The impetus for the Soundsuits originally came from a scary place. But it’s also kind of fun, which makes your work interesting.
I don’t ever see the Soundsuits as fun because they really are coming from a very dark place, but I devise strategies to get viewers onboard, to pull them in. And once they’re in, then there are deeper and more radical meanings. I’m interested in bringing viewers on this journey, but I’ve got to find a way to make it somewhat comforting, accessible, and not difficult because people tend to shy away from difficulties. Once viewers are in, they decide whether to explore what is confronting them or to turn back and head in the other direction.
If work is hard, we tend to not want to respond. I choose to seduce you with beauty; once I have your attention, then we can have a discussion. It’s about how one chooses to enter the work. For me, it’s very dark. The surface may not be dark, but what’s behind the work is very political.
I meant fun as a positive term. It’s part of what makes the work so engaging.
I think a lot of the work is fun because it stems from nostalgia. A lot of my materials are things that we’re familiar with, things we grew up with. It’s about the excessive abundance of stuff; I am negotiating its roles, in the way I build the work and change the value of these things.
I think about my grandparents and the values they placed within the family structure. They were makers and builders, and I’m celebrating that along with ideas that are associated with craft. I’ve always been interested in sitting on the fence [in answering the question]: Is it art or is it craft? With my work, I like to create spaces where the conversation opens up these issues, so we’re able to talk about them.
Talk a little about the juxtaposition of images in your work. How do you go about assembling a new sculpture?
I don’t like to think about it a lot; I look at the objects and I know. A conversation starts to build. What that is and where one may take that is up to the individual. I see partnerships and relationships when I’m searching for materials. I’m taking A and putting it with W, and the chemistry between them dictates the spirit and the energy around the piece. I just make that happen and then let it exist in the world. I want to keep the process loose and organic, and allow everybody to develop their own narratives in relation to the work.

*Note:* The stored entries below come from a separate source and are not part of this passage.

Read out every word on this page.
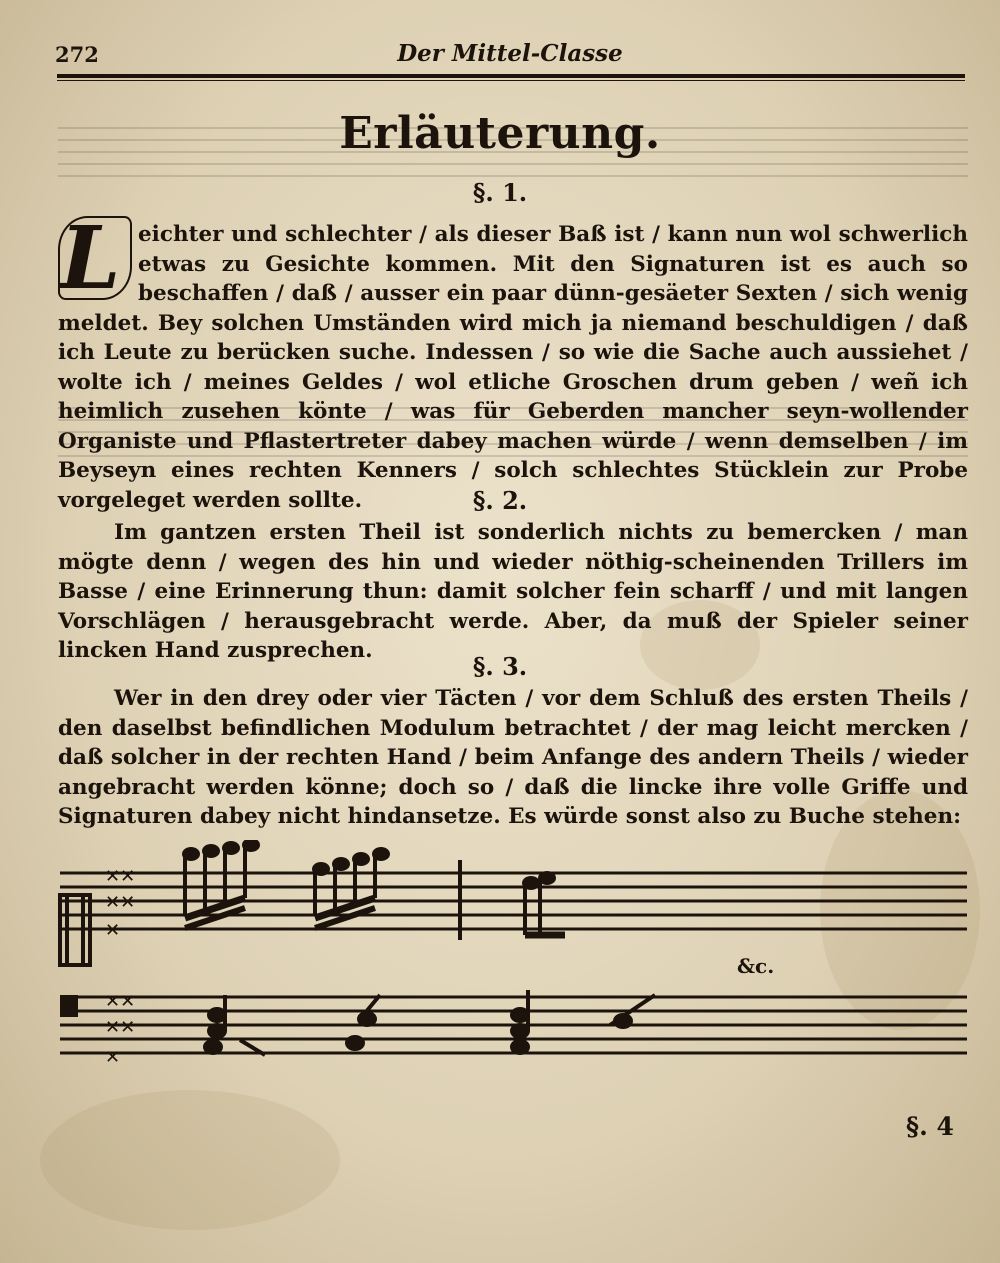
272	Der Mittel-Classe
Erläuterung.
§. 1.
L eichter und schlechter / als dieser Baß ist / kann nun wol schwerlich etwas zu Gesichte kommen. Mit den Signaturen ist es auch so beschaffen / daß / ausser ein paar dünn-gesäeter Sexten / sich wenig meldet. Bey solchen Umständen wird mich ja niemand beschuldigen / daß ich Leute zu berücken suche. Indessen / so wie die Sache auch aussiehet / wolte ich / meines Geldes / wol etliche Groschen drum geben / weñ ich heimlich zusehen könte / was für Geberden mancher seyn-wollender Organiste und Pflastertreter dabey machen würde / wenn demselben / im Beyseyn eines rechten Kenners / solch schlechtes Stücklein zur Probe vorgeleget werden sollte.	§. 2.
Im gantzen ersten Theil ist sonderlich nichts zu bemercken / man mögte denn / wegen des hin und wieder nöthig-scheinenden Trillers im Basse / eine Erinnerung thun: damit solcher fein scharff / und mit langen Vorschlägen / herausgebracht werde. Aber, da muß der Spieler seiner lincken Hand zusprechen.
§. 3.
Wer in den drey oder vier Täcten / vor dem Schluß des ersten Theils / den daselbst befindlichen Modulum betrachtet / der mag leicht mercken / daß solcher in der rechten Hand / beim Anfange des andern Theils / wieder angebracht werden könne; doch so / daß die lincke ihre volle Griffe und Signaturen dabey nicht hindansetze. Es würde sonst also zu Buche stehen:
✕✕
✕✕
✕
&c.
✕✕
✕✕
✕
§. 4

One thing will provoke an idea. I take a found object and move it around the body until I find where I want it to exist. My process is really off-the-cuff. I’m not creating from a sketch. I’m making decisions along the way about construction, about how to bring one element to the next element: what is the fusing, the mortar, that’s holding these things together? I’m always thinking about new ways to approach that.
Your work has an amazing intricacy.
Based on principles of construction and how things are built, one can manipulate and advance materials while creating the work. It creates a different vocabulary. It broadens and secures it. It has solidity because the material becomes part of the building of the work.